Sewaktu kecil kita sering mengeluh lama sekali waktu berbuka. Biasanya, Ayah mengajak ‘ngabuburit’ dan melihat orang berjualan takjil. Ada yang dibeli dan ada pula yang tidak. Orang yang jualan juga tidak dikenal seperti penjual biasanya.
Sampai sekarang, saya masih penasaran dengan orang yang berjualan di pinggir jalan selama bulan Ramadan. Namun, saya juga tidak tahu jawaban apa yang sebenarnya dibutuhkan untuk itu. Kemudian, saya mengikuti irama, menikmati pemandangan itu selama bulan puasa, dan berujar, “Begitulah pintu rezeki dibuka selebar-lebarnya di bulan Ramadan!”
Kue Lebaran Buatan Sendiri
Di Aceh, kebiasaan makan opor ayam dan lontong barangkali belum seperti di daerah lain. Orang tua di Aceh terbiasa membuat kue khas Aceh saat lebaran; walaupun tidak lagi ‘laku’ saat disuguhkan ke hadapan orang berlebaran.
Saya masih melihat perempuan Aceh membuat kue karah maupun lainnya beberapa hari menjelang idulfitri. Saya pernah berujar ke Ibu, “Buat apa kue karah? Nggak ada yang makan juga!”
Ibu saya melotot, “Kau seharusnya bangga dengan kue karah!” – maksud Ibu kue khas Aceh. Jika saya pertimbangkan lagi, kue karah dan jenis kue khas Aceh lain memang dibuat saat lebaran begini.
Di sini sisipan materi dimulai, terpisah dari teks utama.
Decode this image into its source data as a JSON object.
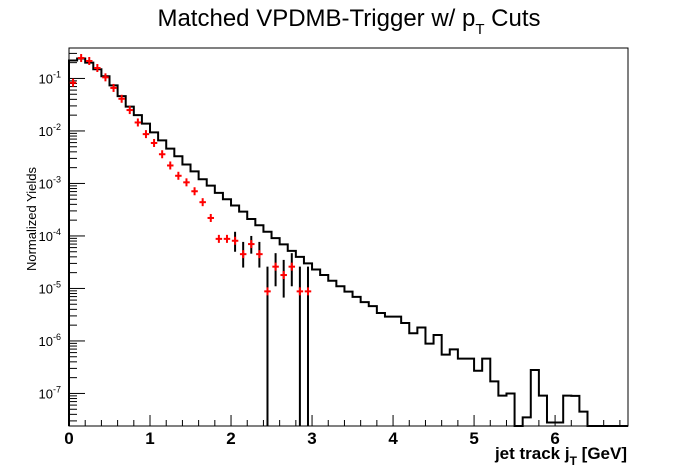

Mulailah sibuk perempuan-perempuan Aceh membuat kue khas Aceh. Pergeseran mungkin telah terjadi beberapa tahun ke belakang. Orang membeli kue kering atau jenis kacang-kacangan yang lebih enak dimakan. Namun, orang tua kami di kampung tetap ngotot untuk membuat kue karah dan kerabatnya.
Kembali ke pengantin wanita. Setelah kue meugang, dikenal pula kue lebaran yang diantar paling telat di malam takbiran. Kue-kue kering khas Aceh ini menjadi ‘cinderamata’ pengantin wanita kepada mertuanya. Idang berisi kue ini hanya sekali seumur hidup diantarkan ke rumah mertua yaitu idulfitri di tahun pertama pernikahan.
Kue lebaran buatan sendiri yang ketinggalan zaman memang tidak ‘enak’ jika dibandingkan dengan kue modern. Tradisi yang enggan ditinggal, kekayaan daerah yang tidak mau dilupa, membuat nenek-nenek di kampung berani ‘mengebiri’ anak muda yang memprotesnya.
Anak perempuan yang tidak bisa membuat kue karah bisa disebut telah menanggal keacehannya. Orang tua kita memang begitu kuat dalam memegang tradisi sehingga tumbuh sampai kini, dan dikenal orang banyak sebagai pembeda antara satu suku dengan suku lain.
Kebiasaan membuat kue khas Aceh jelang idulfitri membuat saya bersyukur bahwa cita rasa dan ciri khas Aceh masih melekat di masyarakat kita.
Ramadan yang berlalu di Aceh akan meninggalkan serpihan kenangan. Maka, saya bilang Aceh berbeda dari berbagai cara memandangnya. Segenap rindu di perantauan akan tercipta begitu saja jika mengenai puasa di Aceh.